The 2012 presidential election came after all House, Senate and Congressional districts had just been redrawn. It had Floridians voting on 12 constitutional amendments along with local, state and federal races. In the giant county of Miami-Dade, that meant voters had 139 ovals they could fill in on their ballots.
Lee County Election Supervisor Sharon Harrington told a Senate committee, it was all too much to handle. “It was obvious to us that it wasn’t just one issue or another,” she testified. “It was a combination of things that have contributed to our ‘perfect storm’ election.”
Harrington and elections officials from several other counties have been offering their ground-level insights to the lawmakers on the Senate and House Ethics and Elections Committees. The testimony comes at the same time that Florida Gov. Rick Scott is releasing his specific ideas for reform.
“We’ve got to make changes. I agree,” he said this week.
First, Scott wants supervisors to have more flexibility to select more or larger early voting locations. He wants a shorter ballot, with shorter summaries of proposed amendments. And finally, the governor wants the number of early voting days to remain at a minimum of eight, and then he’d let local supervisors decide if they want up to 14 days.

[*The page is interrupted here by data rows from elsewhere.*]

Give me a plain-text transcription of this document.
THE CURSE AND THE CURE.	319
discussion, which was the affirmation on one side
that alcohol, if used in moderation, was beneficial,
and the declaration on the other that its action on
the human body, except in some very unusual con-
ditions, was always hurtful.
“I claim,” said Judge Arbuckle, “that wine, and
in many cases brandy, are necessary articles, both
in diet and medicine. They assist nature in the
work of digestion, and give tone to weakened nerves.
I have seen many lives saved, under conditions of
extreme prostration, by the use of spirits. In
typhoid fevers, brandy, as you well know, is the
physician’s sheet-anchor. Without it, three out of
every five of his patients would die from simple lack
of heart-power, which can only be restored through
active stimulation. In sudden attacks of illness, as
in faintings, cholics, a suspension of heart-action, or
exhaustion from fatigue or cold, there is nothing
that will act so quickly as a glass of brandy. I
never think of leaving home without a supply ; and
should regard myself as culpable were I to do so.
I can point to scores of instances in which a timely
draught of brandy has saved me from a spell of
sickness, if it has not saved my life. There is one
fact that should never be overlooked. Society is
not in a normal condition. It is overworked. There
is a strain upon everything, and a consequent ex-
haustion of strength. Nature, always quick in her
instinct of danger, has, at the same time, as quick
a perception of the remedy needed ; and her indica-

Two years ago, he signed into law a package of election law reforms that had shortened the early-voting time from 14 to eight days. That shortening prompted a lawsuit from Jacksonville Congresswoman Corinne Brown and others, who said it effectively disenfranchised minority voters, who typically vote early in a higher percentage than white voters do.
In a meeting with the governor, members of the largely Democratic Legislative Black Caucus chastised Scott for signing the bill into law. Scott responded by blaming the Legislature.
“You know the Legislature passed, and I didn’t have anything to do with passing that bill,” Scott told them.
The law has been a huge point of contention between Republicans and Democrats, as lawsuits by the League of Women Voters and others have challenged it on the basis of voter suppression. But ranking Democrat on the House Ethics and Elections Committee, Janet Cruz (D-Tampa), said, Scott’s new proposals are a step in the right direction:
“ I don’t think that they go far enough, but I think they’re a good start,” she said.
She said, she thinks the 14 days of early voting should be mandatory and not optional. And she wants to make it possible for voters to be able to change their address on voting day, right at the polls. She said, she looks forward to working with her Republican colleagues to make the changes.
“I think this opens the door for some conversation,” Cruz said, “and as we sit in the elections and ethics committee, we’ll be able to put forward a bill that all Floridians will be happy with.”
After Scott released his recommendations, the League of Women Voters released a statement applauding him. Lee Rowland is a lawyer with New York University’s Brennan Center for Justice, and she helped the Florida League mount its challenge against the state voting laws. She said, it looks like Florida is about to right its wrongs.
“There’s really a moment here for Florida to offer penance for the legislative session it had last year and seize this opportunity to become a national model for election administration rather than a laughing stock,” Rowland said.
The House and Senate committees will continue hearing testimony about what went wrong in the last election before releasing their bills.
And House Speaker Will Weatherford has released a statement applauding Governor Scott for what he calls “realistic” reform proposals.